Property tycoon, Ken Sharpe, says he is building a US$30 billion portfolio in Zimbabwe where some of his investments have sparked controversy.

Sharpe, who spoke exclusively to standardbusiness in Victoria Falls last week, disclosed that the present value of his portfolio in Zimbabwe was US$3 billion.

The tycoon projected that this value will hit US$30 billion by 2050, as the value of his assets appreciates.

Over a decade ago, the West Properties CEO clinched hefty deals with the City of Harare, giving his firm access to swathes of prime land on which he has been developing high end properties.

Sharpe says he is now sitting on 500 hectares of land, mostly in Harare, where he plans to lay one billion bricks by 2050 under a strategy that could make him the biggest land developer in the country.

 “We are creating this lifestyle estate, adding value,” Sharpe told standardbusiness on the side lines of a CEO Africa Roundtable annual conference.

 “When you look at that value today, it is worth US$3 billion. US$3 billion is how much our bricks equate to in the built-up area.

“Mark my words, by 2050, the value of property in Zimbabwe today at US$3 billion is going to be much higher than US$3 billion. We are talking about US$15 billion to US$30 billion of value that we are creating for our nation,” the tycoon added as he vowed to continue developing in spite of the backlash that he has faced from some influential people over his land deals.

Demand for high end real estate gems has been rising in Zimbabwe as millions of the country’s citizens who fled a protracted meltdown at the turn of the century send money home to build homes.

Official statistics say Zimbabwe’s diaspora, estimated at about three million worldwide, sends back about US$1 billion annually through formal channels.

A significant past of this money is being spent on acquiring homes.

But experts say this figure could be higher as some funds are remitted through ways that are not captured in government data such as funds sent through friends and relatives.

Property developers have been repositioning to recapture this market.

Reports say at least two of Zimbabwe’s biggest banks are finalising plans to issue mortgages in London where over 100 000 of the country’s citizens reside.

Sharpe’s West Properties has three major projects underway in Zimbabwe.

These include Millennium Park, a mix of high-rise apartments, townhouses and stand-alone residential homes.

In addition, the firm has also been developing the Pomona City project, which consists of 740 residential stands, according to Sharpe.

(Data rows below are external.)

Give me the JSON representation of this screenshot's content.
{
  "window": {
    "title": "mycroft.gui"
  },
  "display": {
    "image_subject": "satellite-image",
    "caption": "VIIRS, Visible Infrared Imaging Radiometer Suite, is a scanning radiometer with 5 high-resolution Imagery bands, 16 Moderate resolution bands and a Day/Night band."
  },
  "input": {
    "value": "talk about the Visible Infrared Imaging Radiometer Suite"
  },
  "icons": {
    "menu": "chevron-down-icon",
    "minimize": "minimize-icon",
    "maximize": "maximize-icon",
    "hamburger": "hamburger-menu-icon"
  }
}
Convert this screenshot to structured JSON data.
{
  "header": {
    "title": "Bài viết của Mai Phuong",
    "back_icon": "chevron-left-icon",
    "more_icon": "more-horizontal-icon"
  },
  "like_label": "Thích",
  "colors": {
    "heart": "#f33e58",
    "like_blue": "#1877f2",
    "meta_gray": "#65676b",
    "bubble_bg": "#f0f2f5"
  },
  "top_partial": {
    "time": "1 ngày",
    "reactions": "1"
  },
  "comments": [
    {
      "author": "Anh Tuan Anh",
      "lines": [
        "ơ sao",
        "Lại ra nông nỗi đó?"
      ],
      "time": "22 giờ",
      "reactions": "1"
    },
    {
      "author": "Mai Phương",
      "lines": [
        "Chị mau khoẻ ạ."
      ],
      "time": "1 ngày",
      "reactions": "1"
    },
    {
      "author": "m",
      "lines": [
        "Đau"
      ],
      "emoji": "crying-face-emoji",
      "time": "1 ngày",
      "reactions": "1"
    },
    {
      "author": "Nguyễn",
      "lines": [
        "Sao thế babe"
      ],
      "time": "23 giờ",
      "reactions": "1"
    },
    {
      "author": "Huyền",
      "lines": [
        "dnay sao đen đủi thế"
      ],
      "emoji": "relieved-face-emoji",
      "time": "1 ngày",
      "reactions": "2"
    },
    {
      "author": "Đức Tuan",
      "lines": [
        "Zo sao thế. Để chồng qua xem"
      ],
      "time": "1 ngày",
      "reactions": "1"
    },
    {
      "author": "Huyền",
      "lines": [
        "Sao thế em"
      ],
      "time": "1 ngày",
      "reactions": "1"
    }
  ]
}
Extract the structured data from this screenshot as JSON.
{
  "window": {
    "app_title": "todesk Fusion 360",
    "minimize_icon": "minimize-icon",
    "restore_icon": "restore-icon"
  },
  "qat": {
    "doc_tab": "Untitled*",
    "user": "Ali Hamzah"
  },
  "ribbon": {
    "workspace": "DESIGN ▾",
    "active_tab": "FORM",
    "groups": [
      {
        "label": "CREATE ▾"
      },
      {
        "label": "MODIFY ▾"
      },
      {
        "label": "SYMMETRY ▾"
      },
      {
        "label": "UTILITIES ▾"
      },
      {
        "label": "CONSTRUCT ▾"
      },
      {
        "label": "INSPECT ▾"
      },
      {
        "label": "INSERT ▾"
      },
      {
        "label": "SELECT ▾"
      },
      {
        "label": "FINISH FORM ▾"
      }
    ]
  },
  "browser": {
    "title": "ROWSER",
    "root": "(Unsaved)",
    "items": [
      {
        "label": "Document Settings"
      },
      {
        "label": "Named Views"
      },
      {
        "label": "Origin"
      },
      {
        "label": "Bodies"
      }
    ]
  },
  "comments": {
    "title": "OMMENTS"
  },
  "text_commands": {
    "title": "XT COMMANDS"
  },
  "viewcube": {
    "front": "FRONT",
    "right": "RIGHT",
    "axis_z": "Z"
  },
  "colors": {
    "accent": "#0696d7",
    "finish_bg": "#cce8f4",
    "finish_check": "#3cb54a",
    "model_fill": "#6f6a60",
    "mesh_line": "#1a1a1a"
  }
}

He said the firm was also undertaking the development of Warren Hills Residential and Gold Estate, which will have luxury branded residences close to an international golf course.

The tycoon, who has had to defend some of his deals with the City of Harare after residents raised the red flag, said he was determined to build a portfolio that would change Zimbabwe’s real estate landscape.

 “We are not deterred by negative elements of our society that want to pick on things that are wrong instead of doing things that are right,” Sharpe said.

“We believe in following the law and the law is very clear in Zimbabwe.

“We have a development permit, we have an EIA (environmental impact assessment) certificate.

 “We have got the land use appropriately zoned for what we are building and we are building. We are not stopping.

“Our customers are supporting us, they are seeing the products that we are bringing into the market.

 “Yes, there are these negative elements of society. But, my question to them is what have you done for your country? We are building Zimbabwe one brick at a time.”

Sharpe said the City of Harare tried to set up a toll gate on a highway linking its central business district (CBD) with Robert Gabriel Mugabe International Airport (RGMIA) to pay his firm after clinching a deal to revamp the busy artery in 2008.

A toll gate on the highway would mean international visitors arriving at RGMIA would immediately be hit by a toll fee within their first 20 kilometres in Harare.

Commuters between Harare’s CBD and RGMIA would also be compelled to fork out hefty fees daily.

The transaction was inked as Zimbabwe battle hyperinflation estimated at 500 billion percent in December 2008, after the city agreed to form a joint venture with Sharpe for the development.